The Fund started by operating two calls for applications per year (an Innovation competition and a Scaling competition) in 2015 and 2016, and then offered more opportunities for businesses to compete for support through a rolling competition, which had three collection periods in 2017 and one in early 2018.

The original Innovation competitions focused on projects for 24 countries: Benin, Burkina Faso, Burundi, Cameroon, Côte d’Ivoire, Djibouti, DRC, Ethiopia, Ghana, Kenya, Liberia, Malawi, Mali, Madagascar, Mozambique, Niger, Rwanda, Senegal, Sierra Leone, The Gambia, Uganda, Tanzania, Togo and Zambia.

The original Scaling competitions focused on projects for 8 countries: Côte d’Ivoire, Ghana, Kenya, Mozambique, Senegal, Tanzania, Uganda and Zambia.

The rolling competition focused on projects (whether innovative or scalable) for 24 countries: Benin, Burkina Faso, Burundi, Cameroon, Côte d’Ivoire, Djibouti, DRC, Ethiopia, Ghana, Kenya, Liberia, Malawi, Mali, Madagascar, Mozambique, Niger, Rwanda, Senegal, Sierra Leone, The Gambia, Uganda, Tanzania, Togo and Zambia.

Once successful projects are selected and contracted, this is followed by disbursement, monitoring and evaluation and learning steps, all taken during the implementation phase of each approved project.

The broad process is outlined below:

  1. A public invitation to submit project concept notes or initial applications;
  2. Screening of the initial project concept notes by the Fund Manager, in terms of defined eligibility and selection criteria to arrive at a project concept notes shortlist;
  3. Submission of the project concept notes shortlist to the Mastercard Foundation for review;
  4. Review and approval of shortlisted project concept notes by the Foundation to proceed to business plan stage;
  5. Communication to successful applicants to submit business plans/full applications;
  6. Submission of business plans to the Fund Manager by shortlisted applicant firms;
  7. Financial and technical appraisal of applications in terms of the project eligibility, selection criteria and other project approval procedures by the Fund Manager, who then prepares its recommendations in a business plan review memorandum for each application;
  8. Review and evaluation of business plans and business plan review memos by the Fund Manager's strategic management team, who make clear funding recommendations to the Foundation;
  9. Review and evaluation of business plans and Fund Manager recommendations, presentations of the project to the Fund selection committee, and selection of awardees by the Foundation.

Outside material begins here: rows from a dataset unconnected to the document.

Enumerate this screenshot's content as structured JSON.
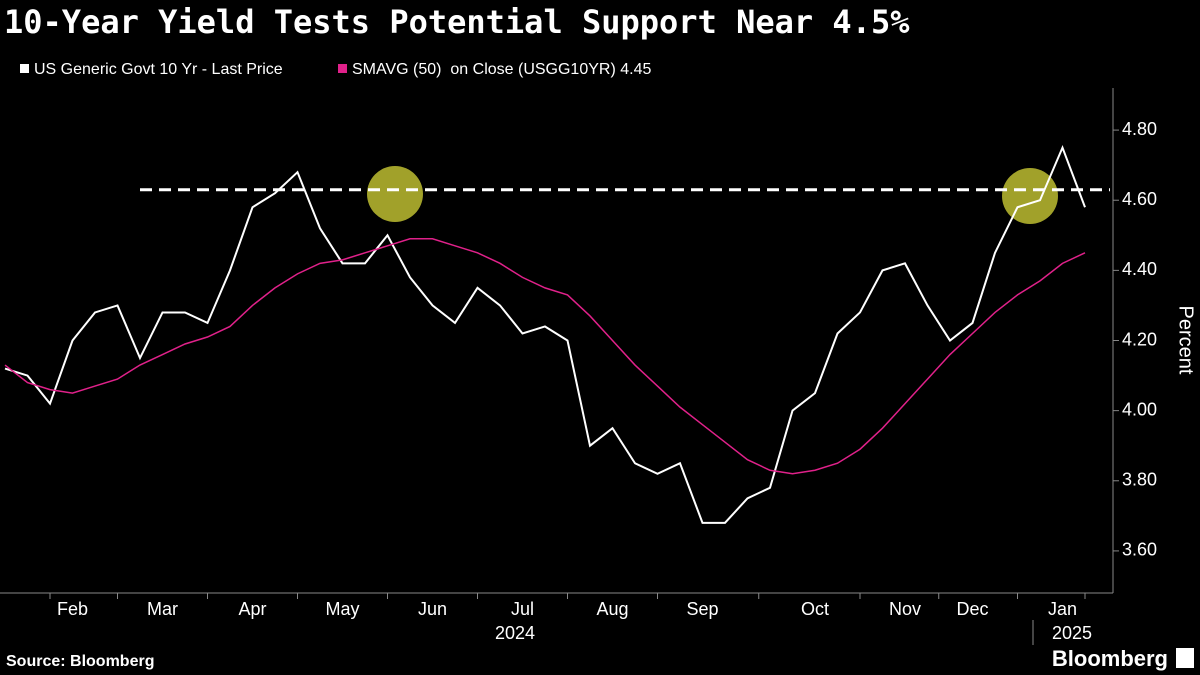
{
  "chart_data": {
    "type": "line",
    "title": "10-Year Yield Tests Potential Support Near 4.5%",
    "y_label": "Percent",
    "source": "Source: Bloomberg",
    "brand": "Bloomberg",
    "categories": [
      null,
      null,
      null,
      "Feb",
      null,
      null,
      null,
      "Mar",
      null,
      null,
      null,
      "Apr",
      null,
      null,
      null,
      "May",
      null,
      null,
      null,
      "Jun",
      null,
      null,
      null,
      "Jul",
      null,
      null,
      null,
      "Aug",
      null,
      null,
      null,
      "Sep",
      null,
      null,
      null,
      null,
      "Oct",
      null,
      null,
      null,
      "Nov",
      null,
      null,
      "Dec",
      null,
      null,
      null,
      "Jan",
      null
    ],
    "year_labels": [
      "2024",
      "2025"
    ],
    "series": [
      {
        "name": "US Generic Govt 10 Yr - Last Price",
        "color": "#ffffff",
        "values": [
          4.12,
          4.1,
          4.02,
          4.2,
          4.28,
          4.3,
          4.15,
          4.28,
          4.28,
          4.25,
          4.4,
          4.58,
          4.62,
          4.68,
          4.52,
          4.42,
          4.42,
          4.5,
          4.38,
          4.3,
          4.25,
          4.35,
          4.3,
          4.22,
          4.24,
          4.2,
          3.9,
          3.95,
          3.85,
          3.82,
          3.85,
          3.68,
          3.68,
          3.75,
          3.78,
          4.0,
          4.05,
          4.22,
          4.28,
          4.4,
          4.42,
          4.3,
          4.2,
          4.25,
          4.45,
          4.58,
          4.6,
          4.75,
          4.58
        ]
      },
      {
        "name": "SMAVG (50)  on Close (USGG10YR) 4.45",
        "color": "#e0218a",
        "values": [
          4.13,
          4.08,
          4.06,
          4.05,
          4.07,
          4.09,
          4.13,
          4.16,
          4.19,
          4.21,
          4.24,
          4.3,
          4.35,
          4.39,
          4.42,
          4.43,
          4.45,
          4.47,
          4.49,
          4.49,
          4.47,
          4.45,
          4.42,
          4.38,
          4.35,
          4.33,
          4.27,
          4.2,
          4.13,
          4.07,
          4.01,
          3.96,
          3.91,
          3.86,
          3.83,
          3.82,
          3.83,
          3.85,
          3.89,
          3.95,
          4.02,
          4.09,
          4.16,
          4.22,
          4.28,
          4.33,
          4.37,
          4.42,
          4.45
        ]
      }
    ],
    "reference_line": 4.63,
    "ylim": [
      3.48,
      4.92
    ],
    "yticks": [
      {
        "value": 3.6,
        "label": "3.60"
      },
      {
        "value": 3.8,
        "label": "3.80"
      },
      {
        "value": 4.0,
        "label": "4.00"
      },
      {
        "value": 4.2,
        "label": "4.20"
      },
      {
        "value": 4.4,
        "label": "4.40"
      },
      {
        "value": 4.6,
        "label": "4.60"
      },
      {
        "value": 4.8,
        "label": "4.80"
      }
    ],
    "grid": false
  }
}
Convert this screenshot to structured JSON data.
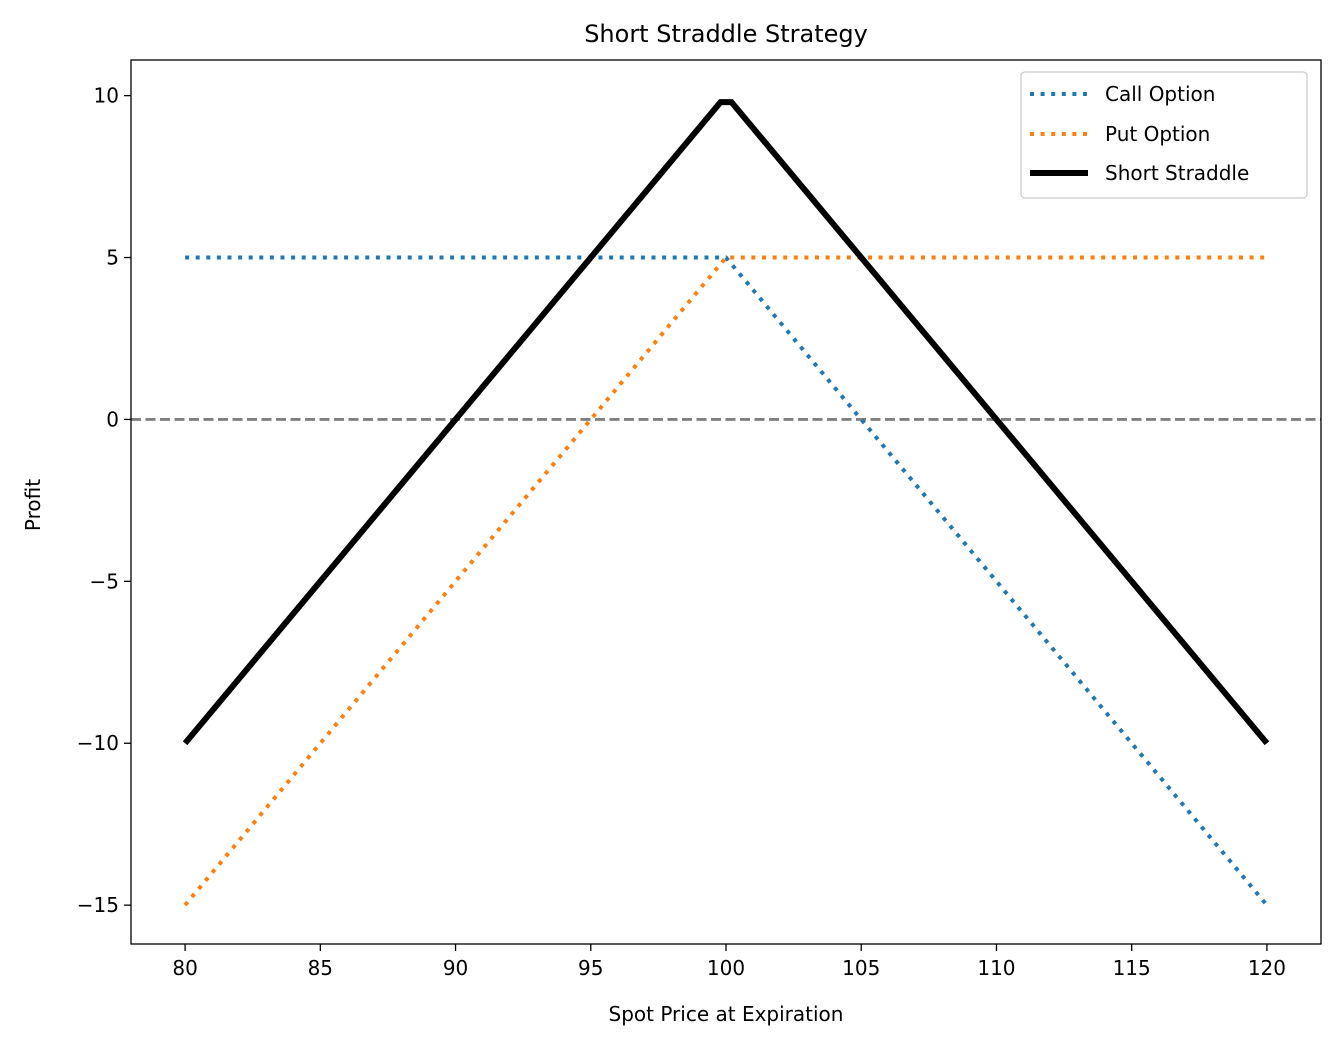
{
  "chart_data": {
    "type": "line",
    "title": "Short Straddle Strategy",
    "xlabel": "Spot Price at Expiration",
    "ylabel": "Profit",
    "xlim": [
      78,
      122
    ],
    "ylim": [
      -16.2,
      11.1
    ],
    "xticks": [
      80,
      85,
      90,
      95,
      100,
      105,
      110,
      115,
      120
    ],
    "yticks": [
      10,
      5,
      0,
      -5,
      -10,
      -15
    ],
    "grid": false,
    "legend_position": "top-right",
    "reference_line": {
      "y": 0,
      "style": "dashed",
      "color": "#808080"
    },
    "series": [
      {
        "name": "Call Option",
        "style": "dotted",
        "color": "#1f77b4",
        "x": [
          80,
          100,
          120
        ],
        "y": [
          5,
          5,
          -15
        ]
      },
      {
        "name": "Put Option",
        "style": "dotted",
        "color": "#ff7f0e",
        "x": [
          80,
          100,
          120
        ],
        "y": [
          -15,
          5,
          5
        ]
      },
      {
        "name": "Short Straddle",
        "style": "solid",
        "color": "#000000",
        "x": [
          80,
          99.8,
          100.2,
          120
        ],
        "y": [
          -10,
          9.8,
          9.8,
          -10
        ]
      }
    ]
  }
}
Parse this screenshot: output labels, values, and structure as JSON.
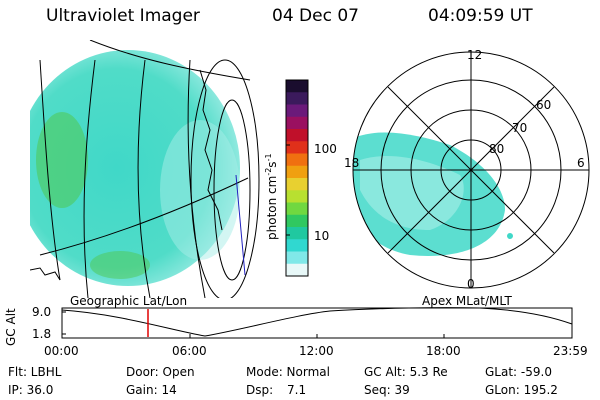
{
  "header": {
    "instrument": "Ultraviolet Imager",
    "date": "04 Dec 07",
    "time": "04:09:59 UT"
  },
  "colorbar": {
    "unit_label": "photon cm",
    "unit_sup1": "-2",
    "unit_mid": "s",
    "unit_sup2": "-1",
    "ticks": [
      "100",
      "10"
    ],
    "colors": [
      "#1a0d2e",
      "#3b1a5c",
      "#6b1a7a",
      "#9a1060",
      "#c0102a",
      "#e0301a",
      "#f07010",
      "#f0a010",
      "#e8d030",
      "#b8e030",
      "#70d840",
      "#30c860",
      "#20c8a0",
      "#30d8d0",
      "#80e8e8",
      "#e8f8f8"
    ]
  },
  "map_labels": {
    "left_projection": "Geographic Lat/Lon",
    "right_projection": "Apex  MLat/MLT"
  },
  "polar": {
    "mlt_labels": [
      "12",
      "18",
      "6",
      "0"
    ],
    "mlat_labels": [
      "60",
      "70",
      "80"
    ]
  },
  "altitude_plot": {
    "ylabel": "GC Alt",
    "ytick_labels": [
      "9.0",
      "1.8"
    ],
    "xtick_labels": [
      "00:00",
      "06:00",
      "12:00",
      "18:00",
      "23:59"
    ]
  },
  "status": {
    "filter": "Flt: LBHL",
    "ip": "IP: 36.0",
    "door": "Door: Open",
    "gain": "Gain: 14",
    "mode": "Mode: Normal",
    "dsp_label": "Dsp:",
    "dsp_value": "7.1",
    "gc_alt": "GC Alt: 5.3 Re",
    "seq": "Seq: 39",
    "glat": "GLat: -59.0",
    "glon": "GLon: 195.2"
  },
  "colors": {
    "aurora_main": "#40d8c8",
    "aurora_light": "#a8eee8",
    "aurora_green": "#50c850",
    "time_marker": "#e00000",
    "field_line": "#2020c0"
  }
}
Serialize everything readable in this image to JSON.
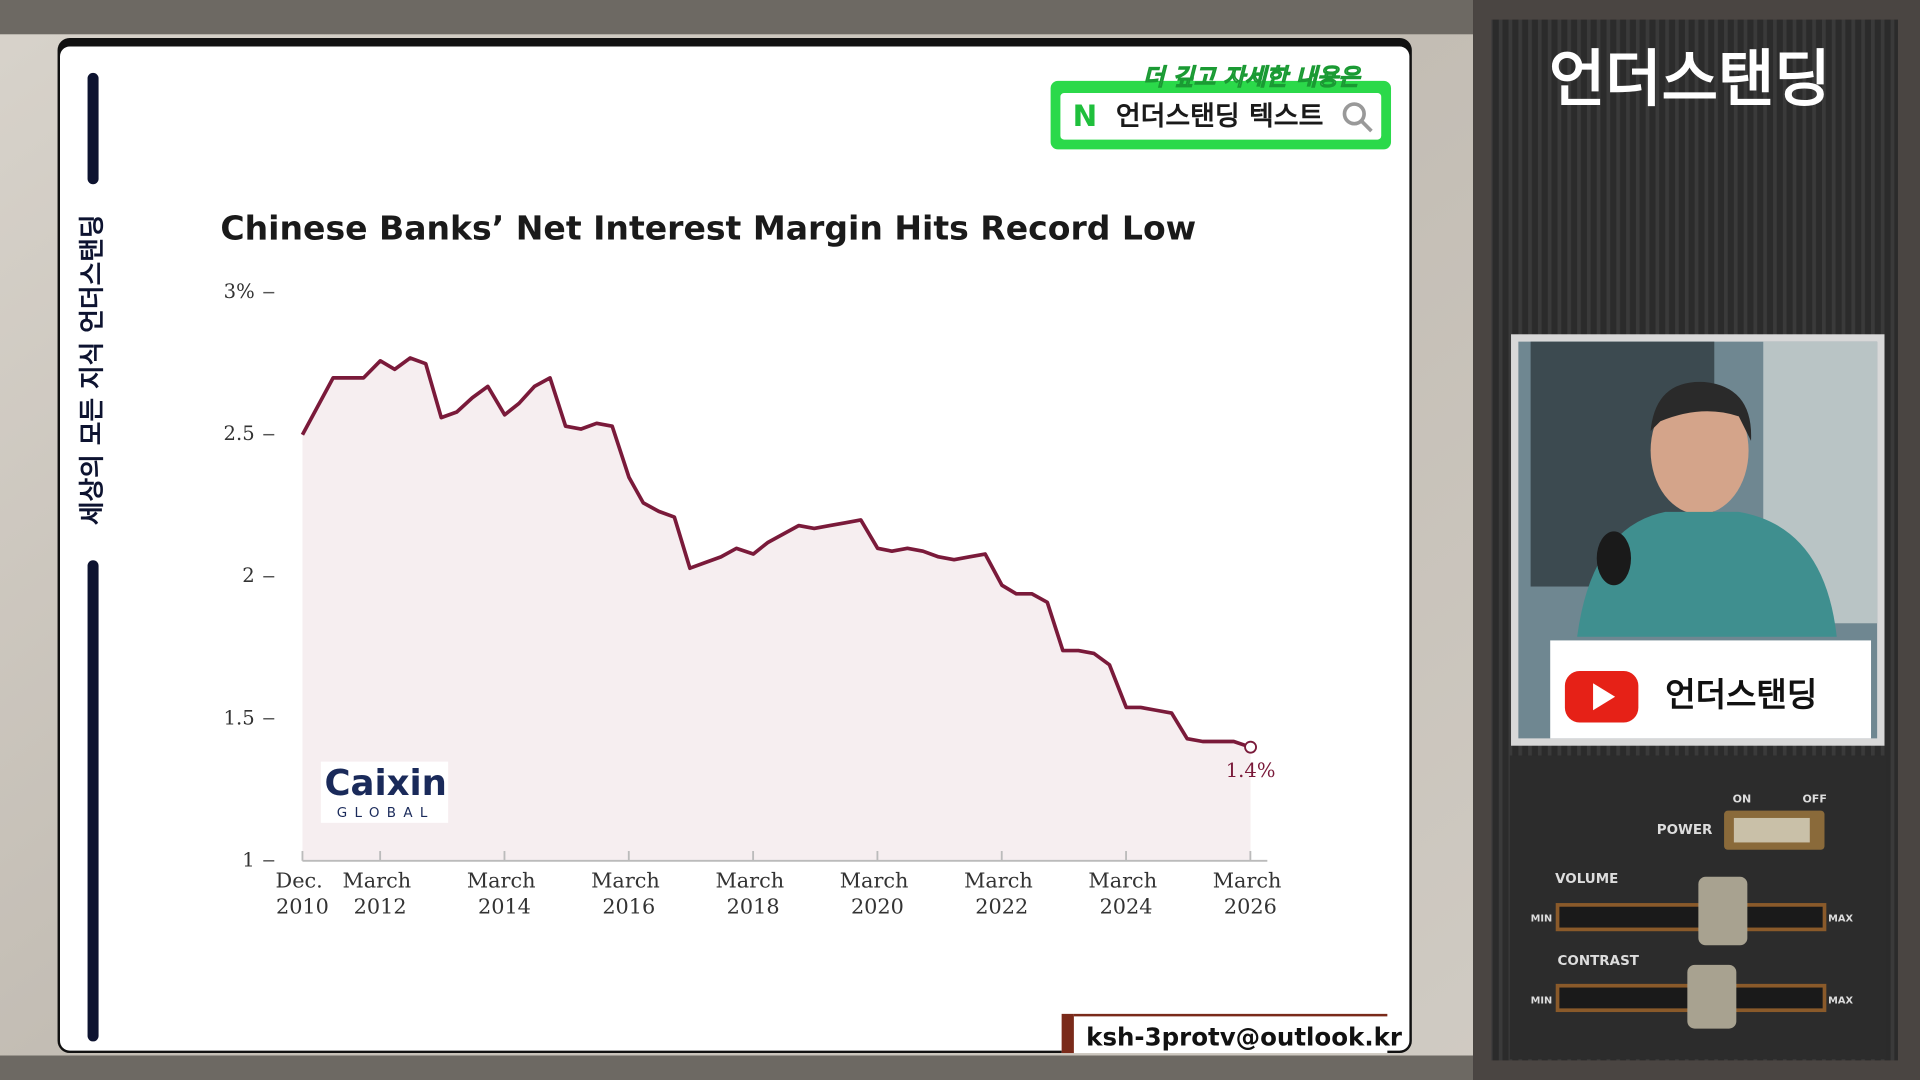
{
  "side_label": "세상의 모든 지식  언더스탠딩",
  "banner": {
    "top": "더 깊고 자세한 내용은",
    "badge": "N",
    "text": "언더스탠딩 텍스트"
  },
  "channel_title": "언더스탠딩",
  "youtube_label": "언더스탠딩",
  "logo": {
    "name": "Caixin",
    "sub": "GLOBAL"
  },
  "email": "ksh-3protv@outlook.kr",
  "console": {
    "on": "ON",
    "off": "OFF",
    "power": "POWER",
    "volume": "VOLUME",
    "contrast": "CONTRAST",
    "min": "MIN",
    "max": "MAX"
  },
  "chart_data": {
    "type": "line",
    "title": "Chinese Banks’ Net Interest Margin Hits Record Low",
    "annotation": "1.4%",
    "x": [
      2010.917,
      2011.41,
      2011.9,
      2012.17,
      2012.4,
      2012.65,
      2012.9,
      2013.15,
      2013.4,
      2013.65,
      2013.9,
      2014.17,
      2014.4,
      2014.65,
      2014.9,
      2015.15,
      2015.4,
      2015.65,
      2015.9,
      2016.17,
      2016.4,
      2016.65,
      2016.9,
      2017.15,
      2017.4,
      2017.65,
      2017.9,
      2018.17,
      2018.4,
      2018.65,
      2018.9,
      2019.15,
      2019.4,
      2019.65,
      2019.9,
      2020.17,
      2020.4,
      2020.65,
      2020.9,
      2021.15,
      2021.4,
      2021.65,
      2021.9,
      2022.17,
      2022.4,
      2022.65,
      2022.9,
      2023.15,
      2023.4,
      2023.65,
      2023.9,
      2024.17,
      2024.4,
      2024.65,
      2024.9,
      2025.15,
      2025.4,
      2025.65,
      2025.9,
      2026.17
    ],
    "series": [
      {
        "name": "Net interest margin",
        "color": "#7a1a3a",
        "values": [
          2.5,
          2.7,
          2.7,
          2.76,
          2.73,
          2.77,
          2.75,
          2.56,
          2.58,
          2.63,
          2.67,
          2.57,
          2.61,
          2.67,
          2.7,
          2.53,
          2.52,
          2.54,
          2.53,
          2.35,
          2.26,
          2.23,
          2.21,
          2.03,
          2.05,
          2.07,
          2.1,
          2.08,
          2.12,
          2.15,
          2.18,
          2.17,
          2.18,
          2.19,
          2.2,
          2.1,
          2.09,
          2.1,
          2.09,
          2.07,
          2.06,
          2.07,
          2.08,
          1.97,
          1.94,
          1.94,
          1.91,
          1.74,
          1.74,
          1.73,
          1.69,
          1.54,
          1.54,
          1.53,
          1.52,
          1.43,
          1.42,
          1.42,
          1.42,
          1.4
        ]
      }
    ],
    "area_color": "#f6eef0",
    "xlim": [
      2010.917,
      2026.44
    ],
    "xticks": [
      {
        "value": 2010.917,
        "label": "Dec. 2010"
      },
      {
        "value": 2012.167,
        "label": "March 2012"
      },
      {
        "value": 2014.167,
        "label": "March 2014"
      },
      {
        "value": 2016.167,
        "label": "March 2016"
      },
      {
        "value": 2018.167,
        "label": "March 2018"
      },
      {
        "value": 2020.167,
        "label": "March 2020"
      },
      {
        "value": 2022.167,
        "label": "March 2022"
      },
      {
        "value": 2024.167,
        "label": "March 2024"
      },
      {
        "value": 2026.167,
        "label": "March 2026"
      }
    ],
    "ylim": [
      1,
      3
    ],
    "yticks": [
      {
        "value": 3,
        "label": "3%"
      },
      2.5,
      2,
      1.5,
      1
    ]
  }
}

The Foundation awards financial support to those eligible applications that offer the potential for the highest impact bearing in mind the project eligibility and selection criteria;
  10. Sign-off of final business plan review memoranda by the Foundation for the approved projects;
  11. Preparation of participation agreements by the Fund Manager, which stipulate disbursement schedules, milestones, reporting requirements and targets. These are operative for the life of the Fund. The Fund Manager then enters into a contract with the recipient firm on behalf of the Foundation;
  12. Disbursements, and monitoring of project implementation by the Fund Manager to the project (through self-reporting required and from regular project visits) on an ongoing basis based on deliverables achieved; and
  13. Distilling and dissemination of relevant learnings from both successful and failed projects to various audiences.